L’eau se souvient du « temps d’avant ». Elle courait libre dans le lac d’Issarlès. Nul réseau hydraulique ne bridait son cours, nul turbine n’exploitait sa force. Elle courait libre dans la vallée du Rhône et de la Saône qu’elle inondait  de ses flots boueux selon son bon vouloir.

Elle courait libre dans la vallée du Nil où le barrage d’Assouan ne limitait pas ses crues.

Nul ne l’avait forcée à entailler des continents à Panama ou à Suez.

Elle n’était pas encore emprisonnée entre les remparts de La Rochelle, ou dans le port de containers de Singapour.

Gelée, elle n’était pas fendue, écartelée par les brise-glace d’Hurtigruten.

Neige, elle n’était pas foulée, écrasée par les dameuses d’Avoriaz.
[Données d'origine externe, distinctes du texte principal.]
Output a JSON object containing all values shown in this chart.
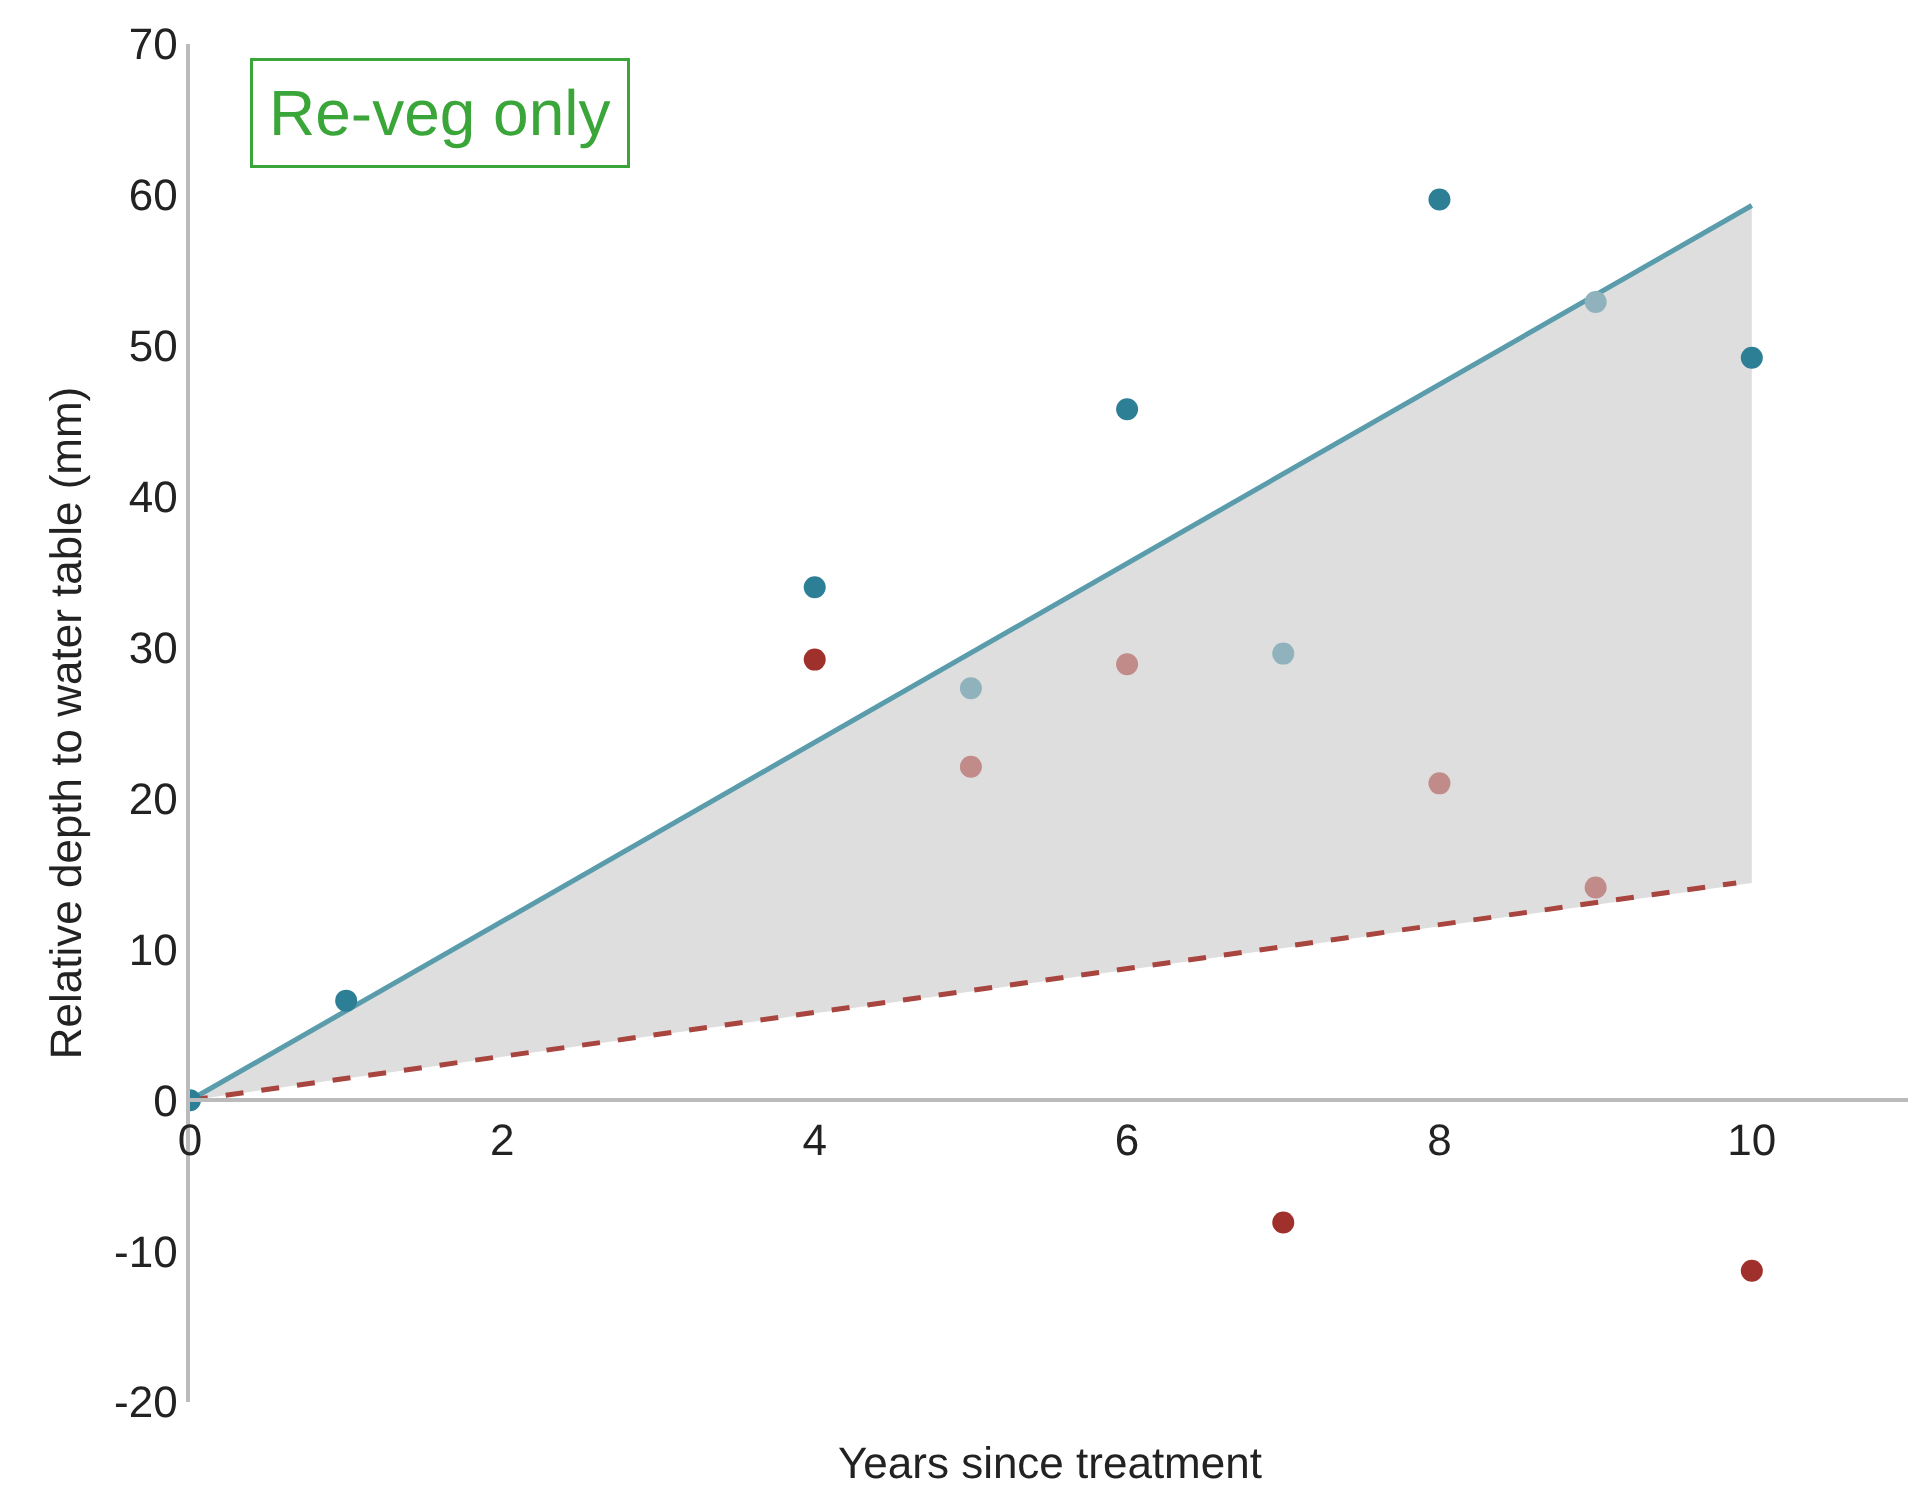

Fougueuse, ses vagues n’étaient pas sillonnées, fendues par les surfeurs de San Diego.

Enfouie aux tréfonds de la terre, eau fossile des profondeurs des déserts d’Arabie et d’Israël, elle n’était pas au service d’agriculture  futuriste.
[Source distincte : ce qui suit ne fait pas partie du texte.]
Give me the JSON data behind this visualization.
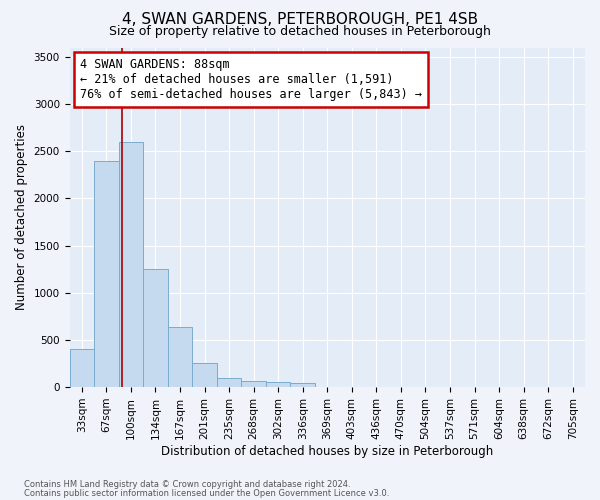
{
  "title": "4, SWAN GARDENS, PETERBOROUGH, PE1 4SB",
  "subtitle": "Size of property relative to detached houses in Peterborough",
  "xlabel": "Distribution of detached houses by size in Peterborough",
  "ylabel": "Number of detached properties",
  "footnote1": "Contains HM Land Registry data © Crown copyright and database right 2024.",
  "footnote2": "Contains public sector information licensed under the Open Government Licence v3.0.",
  "bar_labels": [
    "33sqm",
    "67sqm",
    "100sqm",
    "134sqm",
    "167sqm",
    "201sqm",
    "235sqm",
    "268sqm",
    "302sqm",
    "336sqm",
    "369sqm",
    "403sqm",
    "436sqm",
    "470sqm",
    "504sqm",
    "537sqm",
    "571sqm",
    "604sqm",
    "638sqm",
    "672sqm",
    "705sqm"
  ],
  "bar_values": [
    400,
    2400,
    2600,
    1250,
    640,
    260,
    100,
    60,
    55,
    40,
    0,
    0,
    0,
    0,
    0,
    0,
    0,
    0,
    0,
    0,
    0
  ],
  "bar_color": "#c5d9ef",
  "bar_edge_color": "#7aacce",
  "vline_x": 1.636,
  "vline_color": "#aa0000",
  "annotation_line1": "4 SWAN GARDENS: 88sqm",
  "annotation_line2": "← 21% of detached houses are smaller (1,591)",
  "annotation_line3": "76% of semi-detached houses are larger (5,843) →",
  "annotation_box_color": "#cc0000",
  "ylim": [
    0,
    3600
  ],
  "yticks": [
    0,
    500,
    1000,
    1500,
    2000,
    2500,
    3000,
    3500
  ],
  "background_color": "#f0f4fa",
  "plot_bg_color": "#e4edf7",
  "grid_color": "#ffffff",
  "title_fontsize": 11,
  "subtitle_fontsize": 9,
  "axis_label_fontsize": 8.5,
  "tick_fontsize": 7.5,
  "annot_fontsize": 8.5,
  "footnote_fontsize": 6.0
}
L’eau avait gardé le souvenir de l’époque où elle était source de vie et de mort, fantasque, imprévisible, nourricière ou terrifiante. C’est elle qui régnait sur la terre pour le pire et le meilleur. Elle pouvait vivre à son gré. Elle pouvait stagner, empuantir, infester un territoire, être sable mouvant, impétueuse et dévastatrice, se faire rare, assécher, détruire, noyer, contaminer, exterminer.

Dans son sein, proliféraient batraciens, bacilles, mammifères, crustacés, anguilles, monstres sous marins, sans nom, ni classification, ni étiquette. Nul ne les  préservait ni ne  les filmait.

Mais personne n’a la trace de ces temps immémoriaux. Seule l’eau s’en souvient.